Wie erfährt der oder die Sterbende in dieser Phase Gott? Auch religiös desinteressierte, atheistische Menschen berichten nach einem Nahtoderlebnis, dass sie eine „gerichtsähnliche“ Erfahrung machen mussten. Nicht vor einem personalisierten Gott, sondern vor einer übernatürlichen Instanz der Wahrheit, in deren klarem Licht alles Verborgene deutlich erkennbar ist. Hier kommt die Urangst alles Geschöpflichen zum Durchbruch, vor einem unbekannten Gott, unabhängig von religiöser oder atheistischer Prägung, unabhängig von religiöser Erziehung. Diese Konfrontation erfahren wir in diesem Leben in mehr oder minder ausgeprägter Form unbewusst bereits im Mutterleib, in schweren Krisensituationen, bei Traumata, Gewalt, Trennung, als eine Grenzerfahrung des Transzendenten, in der man nur mehr allein auf sich gestellt ist. Die Urangst hat uns nicht eine „dunkle“ antiquierte Theologie eingeredet, sondern es sind die konkrete Erfahrungen von Sterbenden, wie sie von einfühlsamen Sterbebegleiterinnen, Pflegepersonal oder Angehörigen berichtet werden.
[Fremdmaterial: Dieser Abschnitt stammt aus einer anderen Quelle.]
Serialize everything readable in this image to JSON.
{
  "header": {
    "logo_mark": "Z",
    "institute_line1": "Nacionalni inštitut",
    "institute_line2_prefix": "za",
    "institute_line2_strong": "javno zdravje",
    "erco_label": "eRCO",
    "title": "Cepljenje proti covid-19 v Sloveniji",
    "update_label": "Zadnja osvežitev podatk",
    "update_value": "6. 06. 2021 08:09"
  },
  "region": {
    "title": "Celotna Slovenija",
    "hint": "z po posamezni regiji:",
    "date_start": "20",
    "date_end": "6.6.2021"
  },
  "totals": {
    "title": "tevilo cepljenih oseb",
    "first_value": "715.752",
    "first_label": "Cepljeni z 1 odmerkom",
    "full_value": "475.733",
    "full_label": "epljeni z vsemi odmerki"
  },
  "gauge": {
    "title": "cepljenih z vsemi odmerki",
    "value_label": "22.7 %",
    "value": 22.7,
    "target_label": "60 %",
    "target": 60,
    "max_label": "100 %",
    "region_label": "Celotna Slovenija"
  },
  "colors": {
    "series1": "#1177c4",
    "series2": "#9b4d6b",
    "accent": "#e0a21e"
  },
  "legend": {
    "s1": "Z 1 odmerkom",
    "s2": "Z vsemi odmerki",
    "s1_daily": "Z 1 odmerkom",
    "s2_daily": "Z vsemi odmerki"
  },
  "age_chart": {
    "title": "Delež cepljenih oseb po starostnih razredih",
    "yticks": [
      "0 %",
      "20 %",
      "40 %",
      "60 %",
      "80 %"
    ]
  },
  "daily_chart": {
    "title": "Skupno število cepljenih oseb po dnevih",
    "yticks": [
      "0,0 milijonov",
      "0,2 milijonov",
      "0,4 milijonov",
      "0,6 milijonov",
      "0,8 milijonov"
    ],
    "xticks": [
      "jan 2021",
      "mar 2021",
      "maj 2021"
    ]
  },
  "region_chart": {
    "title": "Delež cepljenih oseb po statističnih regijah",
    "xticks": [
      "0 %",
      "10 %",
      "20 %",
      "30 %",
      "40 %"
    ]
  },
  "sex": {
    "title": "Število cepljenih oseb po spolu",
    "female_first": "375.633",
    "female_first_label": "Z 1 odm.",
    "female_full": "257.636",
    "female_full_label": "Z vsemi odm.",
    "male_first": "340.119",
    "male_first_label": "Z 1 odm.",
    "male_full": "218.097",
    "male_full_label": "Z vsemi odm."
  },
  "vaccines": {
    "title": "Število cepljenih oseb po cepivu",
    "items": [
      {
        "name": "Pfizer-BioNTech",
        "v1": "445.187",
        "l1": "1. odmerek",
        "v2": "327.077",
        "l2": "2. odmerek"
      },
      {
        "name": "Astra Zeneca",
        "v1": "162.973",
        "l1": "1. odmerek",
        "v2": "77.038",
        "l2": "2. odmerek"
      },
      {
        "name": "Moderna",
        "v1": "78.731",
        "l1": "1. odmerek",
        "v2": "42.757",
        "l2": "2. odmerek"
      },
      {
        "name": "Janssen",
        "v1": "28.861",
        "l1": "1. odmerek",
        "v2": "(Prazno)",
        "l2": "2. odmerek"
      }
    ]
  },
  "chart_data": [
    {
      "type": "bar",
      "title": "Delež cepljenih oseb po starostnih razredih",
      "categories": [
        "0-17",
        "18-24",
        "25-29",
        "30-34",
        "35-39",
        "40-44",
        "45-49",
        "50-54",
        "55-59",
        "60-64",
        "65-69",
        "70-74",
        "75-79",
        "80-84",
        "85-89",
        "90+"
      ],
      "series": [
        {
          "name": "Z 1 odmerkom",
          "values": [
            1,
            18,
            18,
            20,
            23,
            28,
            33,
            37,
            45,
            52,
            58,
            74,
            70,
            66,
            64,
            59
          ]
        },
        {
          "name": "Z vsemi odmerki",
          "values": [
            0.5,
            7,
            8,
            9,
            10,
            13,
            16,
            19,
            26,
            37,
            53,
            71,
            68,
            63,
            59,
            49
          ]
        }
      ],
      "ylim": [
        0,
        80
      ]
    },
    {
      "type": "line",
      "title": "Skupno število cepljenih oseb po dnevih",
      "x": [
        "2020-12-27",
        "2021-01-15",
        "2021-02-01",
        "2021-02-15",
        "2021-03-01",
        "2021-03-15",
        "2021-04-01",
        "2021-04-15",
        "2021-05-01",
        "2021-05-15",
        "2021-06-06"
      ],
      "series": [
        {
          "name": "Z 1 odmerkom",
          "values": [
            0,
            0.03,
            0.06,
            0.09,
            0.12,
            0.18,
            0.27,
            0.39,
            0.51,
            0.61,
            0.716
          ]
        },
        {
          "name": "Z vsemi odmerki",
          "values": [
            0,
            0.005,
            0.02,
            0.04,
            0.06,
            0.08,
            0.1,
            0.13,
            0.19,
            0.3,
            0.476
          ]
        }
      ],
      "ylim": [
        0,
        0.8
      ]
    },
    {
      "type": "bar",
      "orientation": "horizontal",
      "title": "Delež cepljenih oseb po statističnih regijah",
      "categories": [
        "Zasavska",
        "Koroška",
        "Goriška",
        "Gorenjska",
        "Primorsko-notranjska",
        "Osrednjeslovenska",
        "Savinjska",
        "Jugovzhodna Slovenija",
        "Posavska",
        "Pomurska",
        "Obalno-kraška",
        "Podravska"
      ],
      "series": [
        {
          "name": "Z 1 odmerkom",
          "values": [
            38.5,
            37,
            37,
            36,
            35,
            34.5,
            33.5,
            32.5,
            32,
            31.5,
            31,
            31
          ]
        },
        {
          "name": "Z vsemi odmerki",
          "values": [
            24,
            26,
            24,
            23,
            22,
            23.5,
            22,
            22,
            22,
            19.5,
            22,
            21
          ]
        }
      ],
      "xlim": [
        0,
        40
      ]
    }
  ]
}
Wie wichtig ist in dieser Phase therapeutische, seelsorgliche Begleitung? Es werden immer weniger Rituale im konfessionellen Kontext gewünscht, die von den Religionsgemeinschaften angeboten werden, mit der Begründung, nicht religiös zu sein. Ironisch könnte man darauf erwidern: die Seelsorger seien es ja auch nicht …! Tatsächlich geht es um die Aufarbeitung des Lebens mit allen Defiziten und Brüchen, um Versöhnung, Begleitung von Ängsten und Vorbereitung auf den Übergang. Der Tod schafft sich mit seiner Unausweichlichkeit und Endgültigkeit einen heiligen machtvollen Raum, dem kein Mensch entrinnen kann.